« Franchement, j’ai peur » explique en substance Fred Paul de Network World au fil d’un article intitulé « le danger d’utiliser des commandes vocales sur des machines IoT ». Et d’expliquer les drames probables provoqués par les paroles malheureuses des passagers d’une automobile et pris au pied de la lettre par l’interface de commande vocale du voiturin. Ou pis en encore, l’exécution bornée d’un système industriel piloté par la voix :
« C’est bon, laisse tomber » répliqua le chef de chantier. Ce furent les dernières paroles d’Albert Plumier, 20 ans de service aux Forges du Nord, avant que l’électroaimant ne libère 15 tonnes d’acier. Dans un amas informe et sanguinolant, on retrouvera le boîtier de l’interface vocale, miraculeusement épargné grâce à son blindage Atex classe D .
Paragraphe à modifier selon les inspirations sadiques de l’auteur qui pourra ainsi substituer au paquet de ferraille, un fût de cyanure, une coulée de verre à 1500 °C, la grille de l’enclos des panthères du zoo de Courcouronnes …
Même théorie spéculative dans les colonnes de « The Next Police », le magazine du flic moderne. Et si, imagine le journaliste, et si un jour le commissariat vous passait un coup de fil vous demandant l’autorisation de piloter à distance votre voiture Tesla (ou toute autre véhicule autonome) sous prétexte qu’elle a été volée ? Mais je vous en prie, m’sieur l’agent. Mieux encore, la smart-bagnole serait en mesure de verrouiller ses portières et ainsi livrer le malandrin à la maréchaussée, pieds au plancher et poings liés, une fois atteint le parking du commissariat.

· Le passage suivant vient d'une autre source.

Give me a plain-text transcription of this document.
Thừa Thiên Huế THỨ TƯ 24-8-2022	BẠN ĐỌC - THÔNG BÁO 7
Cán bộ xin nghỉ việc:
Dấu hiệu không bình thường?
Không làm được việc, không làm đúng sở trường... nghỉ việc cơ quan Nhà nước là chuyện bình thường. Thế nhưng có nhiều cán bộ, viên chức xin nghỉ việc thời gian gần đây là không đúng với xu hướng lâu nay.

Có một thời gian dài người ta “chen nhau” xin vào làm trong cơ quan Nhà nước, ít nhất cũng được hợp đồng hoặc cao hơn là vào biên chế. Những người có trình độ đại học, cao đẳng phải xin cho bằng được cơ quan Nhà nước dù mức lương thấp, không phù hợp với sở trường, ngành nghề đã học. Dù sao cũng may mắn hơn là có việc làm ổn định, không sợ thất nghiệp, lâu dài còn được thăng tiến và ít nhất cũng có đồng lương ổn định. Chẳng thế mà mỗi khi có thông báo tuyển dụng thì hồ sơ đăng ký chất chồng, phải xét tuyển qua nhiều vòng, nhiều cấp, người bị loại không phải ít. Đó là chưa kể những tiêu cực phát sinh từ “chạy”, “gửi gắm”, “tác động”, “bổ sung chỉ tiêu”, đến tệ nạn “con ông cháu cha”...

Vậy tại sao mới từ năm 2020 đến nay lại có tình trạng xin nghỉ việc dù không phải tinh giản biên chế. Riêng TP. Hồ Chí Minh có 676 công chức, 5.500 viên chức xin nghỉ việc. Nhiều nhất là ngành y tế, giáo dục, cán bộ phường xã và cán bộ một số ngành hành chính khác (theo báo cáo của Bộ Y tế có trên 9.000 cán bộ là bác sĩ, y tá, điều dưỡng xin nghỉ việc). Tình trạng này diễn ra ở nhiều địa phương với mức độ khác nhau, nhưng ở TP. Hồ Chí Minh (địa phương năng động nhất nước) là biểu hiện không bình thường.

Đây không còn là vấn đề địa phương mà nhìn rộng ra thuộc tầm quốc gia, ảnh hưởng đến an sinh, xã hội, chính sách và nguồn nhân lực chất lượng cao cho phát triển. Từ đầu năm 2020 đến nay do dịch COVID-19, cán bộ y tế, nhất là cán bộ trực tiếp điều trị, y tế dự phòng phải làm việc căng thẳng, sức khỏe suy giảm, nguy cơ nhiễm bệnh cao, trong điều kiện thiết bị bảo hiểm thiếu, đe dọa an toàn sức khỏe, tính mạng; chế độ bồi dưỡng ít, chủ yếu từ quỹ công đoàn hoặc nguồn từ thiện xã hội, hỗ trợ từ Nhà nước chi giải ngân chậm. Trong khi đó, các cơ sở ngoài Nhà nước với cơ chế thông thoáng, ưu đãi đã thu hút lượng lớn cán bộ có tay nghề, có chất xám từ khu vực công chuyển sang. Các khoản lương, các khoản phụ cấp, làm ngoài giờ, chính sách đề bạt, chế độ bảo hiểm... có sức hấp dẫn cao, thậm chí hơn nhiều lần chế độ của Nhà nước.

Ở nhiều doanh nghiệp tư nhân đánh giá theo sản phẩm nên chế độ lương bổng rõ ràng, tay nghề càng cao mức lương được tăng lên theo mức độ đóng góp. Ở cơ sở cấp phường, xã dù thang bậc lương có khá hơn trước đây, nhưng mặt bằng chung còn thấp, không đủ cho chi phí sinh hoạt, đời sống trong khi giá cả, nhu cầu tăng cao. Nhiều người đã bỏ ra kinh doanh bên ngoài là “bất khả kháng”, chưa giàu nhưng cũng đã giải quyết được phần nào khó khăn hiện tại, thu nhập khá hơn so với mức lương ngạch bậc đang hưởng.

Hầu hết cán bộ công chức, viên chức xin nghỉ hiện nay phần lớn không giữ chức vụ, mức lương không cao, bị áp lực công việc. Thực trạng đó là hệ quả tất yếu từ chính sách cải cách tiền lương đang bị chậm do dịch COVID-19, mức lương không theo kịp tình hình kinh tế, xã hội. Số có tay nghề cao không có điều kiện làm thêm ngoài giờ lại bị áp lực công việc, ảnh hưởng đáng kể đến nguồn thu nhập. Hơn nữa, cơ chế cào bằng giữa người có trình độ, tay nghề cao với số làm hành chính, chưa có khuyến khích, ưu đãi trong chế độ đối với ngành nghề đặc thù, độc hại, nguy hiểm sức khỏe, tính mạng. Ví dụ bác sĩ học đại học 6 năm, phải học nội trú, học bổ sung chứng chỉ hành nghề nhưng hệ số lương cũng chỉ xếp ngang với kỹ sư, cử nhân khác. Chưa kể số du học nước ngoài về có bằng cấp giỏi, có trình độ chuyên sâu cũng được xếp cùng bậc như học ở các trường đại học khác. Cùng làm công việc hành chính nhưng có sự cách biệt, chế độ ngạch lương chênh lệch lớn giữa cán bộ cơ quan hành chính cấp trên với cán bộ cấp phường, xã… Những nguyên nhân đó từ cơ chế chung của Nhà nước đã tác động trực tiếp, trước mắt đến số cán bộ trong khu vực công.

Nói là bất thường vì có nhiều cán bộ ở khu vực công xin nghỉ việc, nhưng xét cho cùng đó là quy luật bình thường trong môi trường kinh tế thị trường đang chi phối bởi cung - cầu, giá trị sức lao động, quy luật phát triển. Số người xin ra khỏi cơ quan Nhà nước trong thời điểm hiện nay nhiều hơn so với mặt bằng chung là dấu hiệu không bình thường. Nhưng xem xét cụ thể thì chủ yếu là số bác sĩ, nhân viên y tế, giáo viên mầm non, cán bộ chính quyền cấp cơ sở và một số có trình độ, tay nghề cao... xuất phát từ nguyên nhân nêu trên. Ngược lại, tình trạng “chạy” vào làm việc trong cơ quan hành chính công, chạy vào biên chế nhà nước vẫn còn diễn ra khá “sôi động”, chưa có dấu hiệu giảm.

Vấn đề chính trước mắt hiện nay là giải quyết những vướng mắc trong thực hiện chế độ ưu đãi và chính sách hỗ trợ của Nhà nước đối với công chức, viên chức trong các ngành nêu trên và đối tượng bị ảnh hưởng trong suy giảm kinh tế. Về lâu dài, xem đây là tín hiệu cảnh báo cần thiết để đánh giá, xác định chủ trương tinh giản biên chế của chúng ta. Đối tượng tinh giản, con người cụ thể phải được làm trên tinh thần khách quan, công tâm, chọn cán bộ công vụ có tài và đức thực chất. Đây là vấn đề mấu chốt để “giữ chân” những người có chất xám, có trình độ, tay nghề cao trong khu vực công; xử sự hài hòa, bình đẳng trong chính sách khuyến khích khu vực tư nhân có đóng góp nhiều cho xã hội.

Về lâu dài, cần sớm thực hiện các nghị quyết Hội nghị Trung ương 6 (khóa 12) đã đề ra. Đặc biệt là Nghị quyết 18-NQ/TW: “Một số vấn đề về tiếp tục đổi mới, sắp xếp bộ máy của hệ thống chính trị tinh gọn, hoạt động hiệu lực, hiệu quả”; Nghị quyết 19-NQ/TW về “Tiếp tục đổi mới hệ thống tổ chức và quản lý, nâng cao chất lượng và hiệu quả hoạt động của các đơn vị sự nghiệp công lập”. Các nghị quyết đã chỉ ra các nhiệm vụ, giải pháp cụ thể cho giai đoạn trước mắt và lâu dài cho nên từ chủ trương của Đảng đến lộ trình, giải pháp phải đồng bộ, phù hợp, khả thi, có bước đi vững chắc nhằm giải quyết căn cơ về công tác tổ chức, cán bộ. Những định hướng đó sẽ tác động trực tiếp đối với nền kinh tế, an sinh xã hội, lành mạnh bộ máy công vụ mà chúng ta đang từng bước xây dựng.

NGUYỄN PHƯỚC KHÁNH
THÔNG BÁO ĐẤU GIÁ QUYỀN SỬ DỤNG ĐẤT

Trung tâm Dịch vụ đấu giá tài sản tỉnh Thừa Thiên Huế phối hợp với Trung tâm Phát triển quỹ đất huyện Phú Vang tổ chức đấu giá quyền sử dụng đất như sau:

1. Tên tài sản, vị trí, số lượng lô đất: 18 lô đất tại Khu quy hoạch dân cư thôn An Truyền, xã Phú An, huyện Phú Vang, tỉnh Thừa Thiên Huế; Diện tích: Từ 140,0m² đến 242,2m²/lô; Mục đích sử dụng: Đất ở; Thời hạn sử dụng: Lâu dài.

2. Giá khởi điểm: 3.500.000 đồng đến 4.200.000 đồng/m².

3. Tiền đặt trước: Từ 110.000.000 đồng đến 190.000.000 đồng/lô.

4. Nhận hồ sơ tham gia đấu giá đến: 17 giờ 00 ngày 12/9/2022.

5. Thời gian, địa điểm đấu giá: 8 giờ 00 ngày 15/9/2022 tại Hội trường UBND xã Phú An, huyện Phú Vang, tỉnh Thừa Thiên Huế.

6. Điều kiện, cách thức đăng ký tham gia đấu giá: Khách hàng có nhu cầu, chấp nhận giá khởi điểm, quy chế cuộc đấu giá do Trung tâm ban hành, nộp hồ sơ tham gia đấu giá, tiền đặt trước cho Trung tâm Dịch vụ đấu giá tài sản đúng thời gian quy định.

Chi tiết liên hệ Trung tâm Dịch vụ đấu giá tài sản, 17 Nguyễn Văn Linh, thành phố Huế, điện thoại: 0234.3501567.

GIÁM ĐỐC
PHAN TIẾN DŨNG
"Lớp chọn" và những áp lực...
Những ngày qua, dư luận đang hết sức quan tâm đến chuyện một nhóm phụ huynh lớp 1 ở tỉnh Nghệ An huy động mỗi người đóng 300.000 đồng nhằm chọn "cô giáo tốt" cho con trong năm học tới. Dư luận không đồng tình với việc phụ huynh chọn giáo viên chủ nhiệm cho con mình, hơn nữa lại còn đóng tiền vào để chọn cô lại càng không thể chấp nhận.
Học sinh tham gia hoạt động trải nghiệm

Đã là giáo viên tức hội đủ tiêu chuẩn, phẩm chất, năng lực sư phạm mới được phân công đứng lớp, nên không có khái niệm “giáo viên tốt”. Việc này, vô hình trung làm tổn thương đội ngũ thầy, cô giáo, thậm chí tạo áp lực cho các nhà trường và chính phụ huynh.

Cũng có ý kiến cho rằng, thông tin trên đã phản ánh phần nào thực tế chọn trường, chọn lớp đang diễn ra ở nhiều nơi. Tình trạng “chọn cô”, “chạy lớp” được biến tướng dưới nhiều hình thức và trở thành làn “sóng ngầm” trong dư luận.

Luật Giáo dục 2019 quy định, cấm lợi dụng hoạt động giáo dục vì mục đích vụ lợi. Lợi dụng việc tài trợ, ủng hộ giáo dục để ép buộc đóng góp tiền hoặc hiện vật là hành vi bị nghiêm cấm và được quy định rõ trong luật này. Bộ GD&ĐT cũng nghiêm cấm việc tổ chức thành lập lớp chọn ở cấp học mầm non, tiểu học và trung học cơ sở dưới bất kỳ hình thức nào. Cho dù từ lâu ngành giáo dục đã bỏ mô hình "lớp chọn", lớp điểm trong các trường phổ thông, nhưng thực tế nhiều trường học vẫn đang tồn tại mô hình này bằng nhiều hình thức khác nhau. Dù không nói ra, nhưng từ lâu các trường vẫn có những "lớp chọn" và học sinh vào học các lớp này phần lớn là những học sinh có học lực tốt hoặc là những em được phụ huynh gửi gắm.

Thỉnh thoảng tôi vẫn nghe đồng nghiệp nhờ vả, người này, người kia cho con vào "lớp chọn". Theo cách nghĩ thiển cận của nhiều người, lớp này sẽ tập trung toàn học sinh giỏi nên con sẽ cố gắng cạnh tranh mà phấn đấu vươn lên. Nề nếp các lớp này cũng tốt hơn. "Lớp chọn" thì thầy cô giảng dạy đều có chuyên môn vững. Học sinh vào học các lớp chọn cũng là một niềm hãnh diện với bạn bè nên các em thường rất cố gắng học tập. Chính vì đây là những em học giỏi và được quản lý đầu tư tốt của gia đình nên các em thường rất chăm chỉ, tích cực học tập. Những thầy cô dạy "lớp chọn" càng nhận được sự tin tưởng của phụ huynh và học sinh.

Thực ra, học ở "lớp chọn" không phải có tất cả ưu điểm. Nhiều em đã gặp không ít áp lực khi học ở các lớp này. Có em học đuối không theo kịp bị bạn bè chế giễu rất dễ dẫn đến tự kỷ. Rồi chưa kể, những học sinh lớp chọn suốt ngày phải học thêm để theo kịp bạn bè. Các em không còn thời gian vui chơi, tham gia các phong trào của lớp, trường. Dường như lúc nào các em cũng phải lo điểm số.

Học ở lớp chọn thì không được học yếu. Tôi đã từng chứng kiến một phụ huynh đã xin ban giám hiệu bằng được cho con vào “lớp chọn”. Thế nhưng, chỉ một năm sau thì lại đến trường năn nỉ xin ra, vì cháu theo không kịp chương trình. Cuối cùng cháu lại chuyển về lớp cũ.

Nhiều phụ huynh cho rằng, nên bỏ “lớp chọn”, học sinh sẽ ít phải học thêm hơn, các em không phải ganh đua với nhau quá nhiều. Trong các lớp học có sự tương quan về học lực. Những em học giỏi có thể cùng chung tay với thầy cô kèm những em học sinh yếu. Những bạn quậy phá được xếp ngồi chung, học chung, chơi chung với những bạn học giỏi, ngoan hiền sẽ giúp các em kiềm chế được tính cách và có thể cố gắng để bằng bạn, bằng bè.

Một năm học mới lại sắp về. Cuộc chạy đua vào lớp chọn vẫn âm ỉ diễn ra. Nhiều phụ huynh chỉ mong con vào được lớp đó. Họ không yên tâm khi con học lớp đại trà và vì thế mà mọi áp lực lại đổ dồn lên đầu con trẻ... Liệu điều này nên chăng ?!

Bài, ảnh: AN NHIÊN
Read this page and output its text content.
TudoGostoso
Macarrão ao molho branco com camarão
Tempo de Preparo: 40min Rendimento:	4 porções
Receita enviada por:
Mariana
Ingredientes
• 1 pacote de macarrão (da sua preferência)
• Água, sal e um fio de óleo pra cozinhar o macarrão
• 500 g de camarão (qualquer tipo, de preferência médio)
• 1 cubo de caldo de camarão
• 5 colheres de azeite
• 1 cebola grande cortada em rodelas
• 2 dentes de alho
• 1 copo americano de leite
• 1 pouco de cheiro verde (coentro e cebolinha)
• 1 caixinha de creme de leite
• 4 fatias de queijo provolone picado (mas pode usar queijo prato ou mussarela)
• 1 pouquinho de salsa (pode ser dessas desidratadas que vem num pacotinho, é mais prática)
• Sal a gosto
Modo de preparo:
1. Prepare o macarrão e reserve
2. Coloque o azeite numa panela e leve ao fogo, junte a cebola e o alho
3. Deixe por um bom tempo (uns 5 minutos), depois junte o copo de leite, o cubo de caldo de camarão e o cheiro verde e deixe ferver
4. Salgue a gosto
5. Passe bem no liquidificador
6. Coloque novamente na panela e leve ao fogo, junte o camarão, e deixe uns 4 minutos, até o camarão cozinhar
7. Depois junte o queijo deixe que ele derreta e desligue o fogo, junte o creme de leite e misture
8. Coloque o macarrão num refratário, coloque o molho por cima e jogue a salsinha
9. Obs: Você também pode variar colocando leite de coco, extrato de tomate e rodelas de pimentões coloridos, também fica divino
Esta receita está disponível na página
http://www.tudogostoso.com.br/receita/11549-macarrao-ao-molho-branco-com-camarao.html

Non, le véritable risque, c’est lorsque l’intelligence montre les limites de son artificialité. Et ce n’est jamais le scénario catastrophe que l’on avait imaginé.
Le South China Morning Post explique comment le portrait de Dong Mingzhu, patronne d’un des plus importants fabricants de systèmes d’air conditionné de Chine, s’est retrouvé affiché dans toute la ville de Níngbō avec cette infâmante accusation de non-respect des règles de circulation piétonne.
Car, afin de lutter contre l’incivisme des passants, une foultitude de caméras de surveillance photographient tout contrevenant. Non-respect des feux de signalisation, traversée en dehors des passages protégés, comportement dangereux sur la chaussée… l’IoT des villes sait tout sur les écarts possibles du citadin bipède. Une fois le fautif « flashé », son portrait est passé au crible d’un monumental fichier, son nom y est retrouvé, associé, affiché sur tous les panneaux lumineux de la ville et commence alors la campagne de stigmatisation imaginée par les services de police urbaine avec une douceur toute bigbrotheriste …
Sauf que Madame Dong Mingzhu ne traverse pas en dehors des clous. Il faudra quelques temps pour que les cyber-pandores découvrent qu’en fait, le visage de cette chevalière d’industrie s’étalait sur une foultitude d’affiches publicitaires collées sur les flans des bus interurbains. Et en Chine comme en Europe, l’autobus domesticus traversent respectueusement les clous lorsque le feu est au rouge pour les piétons.
Les risques de l’IoT ne sont jamais qu’une transposition de ceux liés à la sécurité informatique traditionnelle. On ne craint que ce que l’on connait -via les déboires des tout premiers assistant vocaux par exemple-, on minimise les dangers provoqués par ce que l’on ne connait pas. Le véritable danger de l’IA et de l’IoT, c’est lorsque la situation se résume par un « celle-là, on ne l’avait pas vu venir ».